Porque mais tarde crescemos e ganhámos
dinheiro, família, e alguns outros assuntos,
mas perdemos qualquer coisa de que é impossível falar,
de que não sabemos falar.

E é preciso isso tudo,
e por quase tudo o que faltou dizer,
é por isso que é bom, por vezes,
suspender a noite e o coração,
e obrigar o cérebro à paragem surpreendente.
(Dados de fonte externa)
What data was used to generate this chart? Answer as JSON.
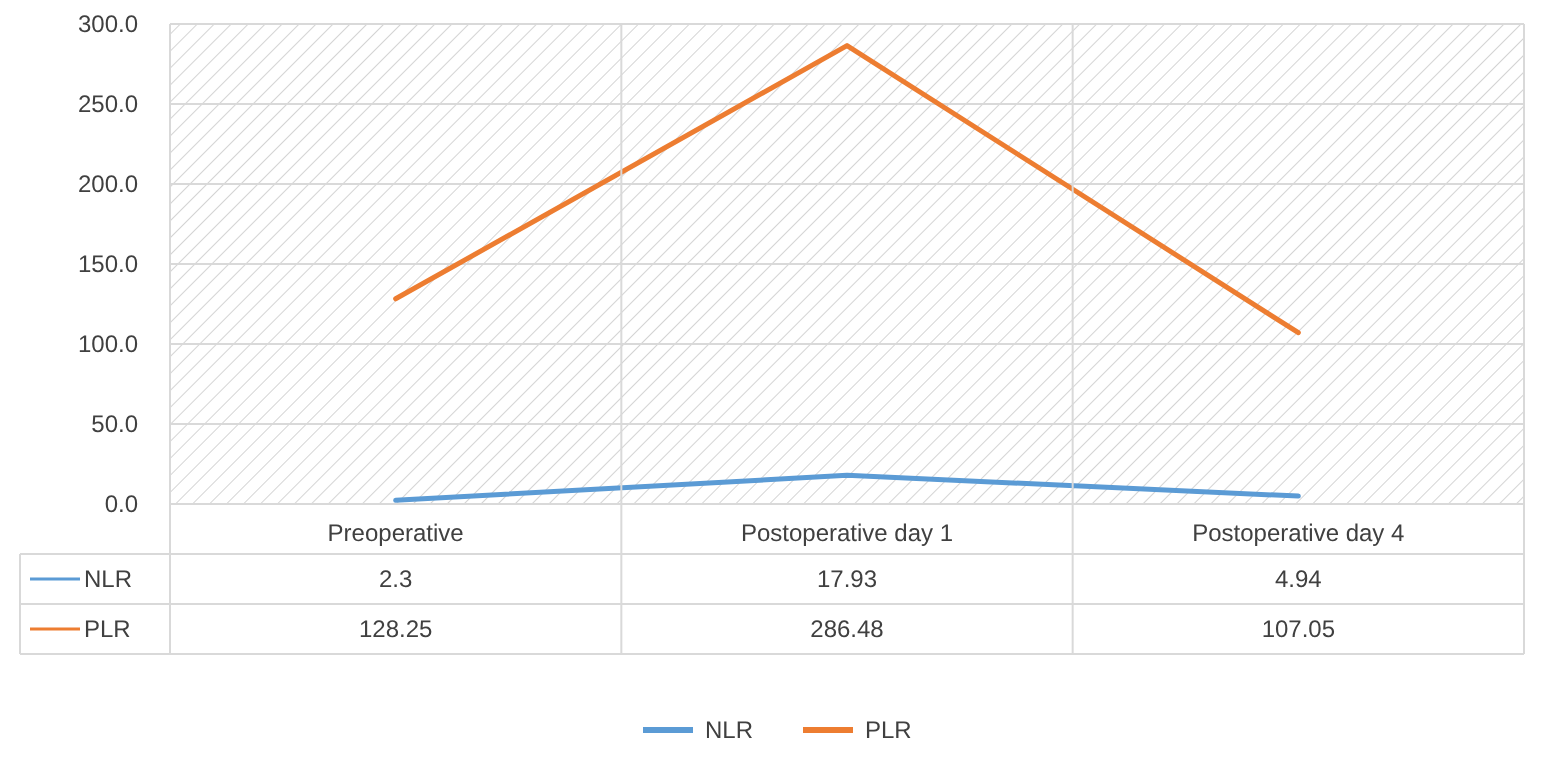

E é por isso que é bom, por vezes,
ocuparmos o corpo no acto de sentar,
e pedir, então, à arte, à literatura, ao teatro,
que nos salve,
por enquanto,
antes de morrermos.


Gonçalo M. Tavares












4 comentários:

  1. Arriscar tem a ver com confiança. Uma pessoa sem confiança vai tentar repetir, fazer igual aos outros, não cometer erros, que é uma ideia muito valorizada. Mas o erro está ligado à descoberta. É fundamental não ter medo nenhum do erro. O que é o erro? Eu tinha previsto ir numa determinada direcção e não fui, errei. O erro é encontrar alguma coisa, algo que se cruza com o novo, o criativo.

    [Gonçalo M. Tavares]

    Eu arrisquei.
    Confio em ti.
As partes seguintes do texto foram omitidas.